Днем же господствовали две краски: ослепительно белая и безжизненно серая. В прах рассыпался бурьян скверов, хрупкие скелетики голубей белели под памятниками, а в сухом мусоре обнажившегося дна Москва-реки дотлевали останки сожравших их когда-то крыс, не нашедших воды в последнем ручейке.
Дольше жили те, кто собирался большими семьями, сумел организоваться, сообща заботиться о прохладе, воде и пище. Ночами во дворах мужчины бурили ручными воротами скважины, стремясь добраться до водоносных пластов. Рыли туалеты, строили теневые навесы над землянками. По очереди дежурили, охраняя свои скудные колодцы, группами добирались до рынков, всеми способами старались добыть оружие.
Спасительным мнилось метро, не вспомнить когда закрытое: передавали, что там задохнулись без вентиляции; что под вентиляционными колодцами властвуют банды и режутся меж собой; что спецохрана защищает переходы к правительственному городу, стреляя без предупреждения; что убивают за банку воды.
Градусники давно зашкалило за 55, и в живых оставались только самые молодые и выносливые. Телевизоры скисли давно, не выдержав режима, но держались еще древние проводные репродукторы, передавая сообщения о подземных стационарах, где налаживается нормальная жизнь, о завтрашнем спаде температуры – и легкую музыку по заявкам слушателей.
Свет и огонь рушились с пустых небес, некому уже было ремонтировать выгнутые рельсы подъездных путей и севший бетон посадочных полос, и настала ночь, когда ни один самолет не приземлился на московских аэродромах, и ни один поезд не подошел к перрону.
Последним держался супермаркет на Новом Арбате, опора новых русских, но подвоз прекратился, замер и он, и ни один автомобиль не нарушил ночной тишины.
С остановкой последней электростанции умолк телефон, прекратилось пустое гудение репродуктора, оборвали хрип сдохшие кондиционеры.
Днем город звенел: это трескались и осыпались стекла из рассохшихся перекошенных рам, жар высушивал раскрытые внутренности домов, постреливала расходящаяся мебель, щелкали лопающиеся обои, с шорохом оседая на отслоенные пузыри линолеума. Крошкой стекала с фасадов штукатурка.

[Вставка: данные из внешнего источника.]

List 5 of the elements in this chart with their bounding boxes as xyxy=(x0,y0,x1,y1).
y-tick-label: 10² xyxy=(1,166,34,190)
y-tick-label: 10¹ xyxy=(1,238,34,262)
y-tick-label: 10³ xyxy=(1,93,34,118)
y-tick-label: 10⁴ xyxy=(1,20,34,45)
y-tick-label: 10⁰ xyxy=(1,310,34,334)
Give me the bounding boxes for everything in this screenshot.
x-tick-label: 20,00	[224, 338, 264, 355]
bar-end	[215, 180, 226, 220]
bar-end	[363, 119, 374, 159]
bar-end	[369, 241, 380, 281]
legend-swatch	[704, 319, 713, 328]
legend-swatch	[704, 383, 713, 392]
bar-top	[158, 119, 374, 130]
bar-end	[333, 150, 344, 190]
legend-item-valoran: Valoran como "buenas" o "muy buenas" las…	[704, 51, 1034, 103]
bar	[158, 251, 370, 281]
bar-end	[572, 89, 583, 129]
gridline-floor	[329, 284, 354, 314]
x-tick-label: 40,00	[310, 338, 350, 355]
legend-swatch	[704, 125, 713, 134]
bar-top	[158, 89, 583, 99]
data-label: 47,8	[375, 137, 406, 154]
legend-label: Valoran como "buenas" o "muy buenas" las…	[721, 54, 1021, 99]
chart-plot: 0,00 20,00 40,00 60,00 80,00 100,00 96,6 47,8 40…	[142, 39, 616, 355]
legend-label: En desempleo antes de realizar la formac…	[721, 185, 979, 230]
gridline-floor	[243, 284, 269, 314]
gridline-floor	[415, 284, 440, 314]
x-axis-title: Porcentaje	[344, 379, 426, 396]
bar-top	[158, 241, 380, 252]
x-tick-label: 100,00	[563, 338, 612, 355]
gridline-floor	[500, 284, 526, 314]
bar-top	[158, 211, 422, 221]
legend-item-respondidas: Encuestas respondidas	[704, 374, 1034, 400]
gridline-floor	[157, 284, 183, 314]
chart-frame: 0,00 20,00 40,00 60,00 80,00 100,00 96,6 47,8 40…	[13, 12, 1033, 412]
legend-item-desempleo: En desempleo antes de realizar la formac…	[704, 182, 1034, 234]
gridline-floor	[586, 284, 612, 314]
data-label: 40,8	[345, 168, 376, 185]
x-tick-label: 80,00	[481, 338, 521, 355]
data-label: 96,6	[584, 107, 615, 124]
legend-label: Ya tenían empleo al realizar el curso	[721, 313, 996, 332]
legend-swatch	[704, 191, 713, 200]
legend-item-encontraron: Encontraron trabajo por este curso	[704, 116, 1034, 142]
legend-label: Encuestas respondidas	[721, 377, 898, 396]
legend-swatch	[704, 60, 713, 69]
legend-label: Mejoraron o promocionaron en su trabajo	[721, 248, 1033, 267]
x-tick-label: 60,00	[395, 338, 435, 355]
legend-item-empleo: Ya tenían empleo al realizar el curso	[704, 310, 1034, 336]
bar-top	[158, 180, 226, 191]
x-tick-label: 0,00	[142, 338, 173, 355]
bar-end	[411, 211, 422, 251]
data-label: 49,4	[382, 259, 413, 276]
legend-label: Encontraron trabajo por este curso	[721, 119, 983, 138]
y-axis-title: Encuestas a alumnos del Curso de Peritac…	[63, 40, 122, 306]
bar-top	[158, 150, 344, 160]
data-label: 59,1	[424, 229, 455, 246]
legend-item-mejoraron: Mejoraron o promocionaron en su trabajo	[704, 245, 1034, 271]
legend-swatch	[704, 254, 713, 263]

Температура повышалась. Слепящее солнце пустыни било над белыми саркофагами и черными памятниками города, над рухнувшей эспланадой кинотеатра «Россия», над осевшими оплавленными машинами, над красной зубчаткой Кремля, легшими на Тверской фонарными столбами, зияющими вокзалами…
2. Холод
– Да спи ж ты, горе мое… ночь уже! Уже у бабушки глазки слипаются, скоро бабушка с пуфика этого гепнется. Холодно? Сейчас тепла прибавлю… ох. Разве ж это холодно…
В Москве? Да уж, холодно… не приведи Бог. Нет, не в той, что в Алабаме, а в настоящей, в России… В той, что в Алабаме, негры, а в настоящей – русские. Ну хорошо, не негры – афромириканцы.
Сначала? Сто раз ты уже слышал сначала… и кино показывали! Ну хорошо, хорошо, только ты глазки закрой.
Сначала ничего такого и не было. Ну, снег первого октября прошел. Так это бывало. Красивые такие белые хлопья, кружевные, подсиненные. И все стало красивым – белым и пушистым: и дома, и деревья, и улицы, и ограды. Да – как хлопок, только блестит и хорошо пахнет, как свежее яблоко из холодильника.
Он назавтра растаял, а назавтра снова снег повалил, и лег, не растаял. На улицах грязь черная, их поливали и посыпали, чтоб таяло – а кругом снег.
А по ночам морозы ударили. Чистые пруды замерзли, и Яуза замерзла, и Москва-река замерзла. Ветер дунет – лед белый, ровный. Как замерзла? А как лед в морозильнике. Только шириной с футбольное поле. Точно, как хоккей.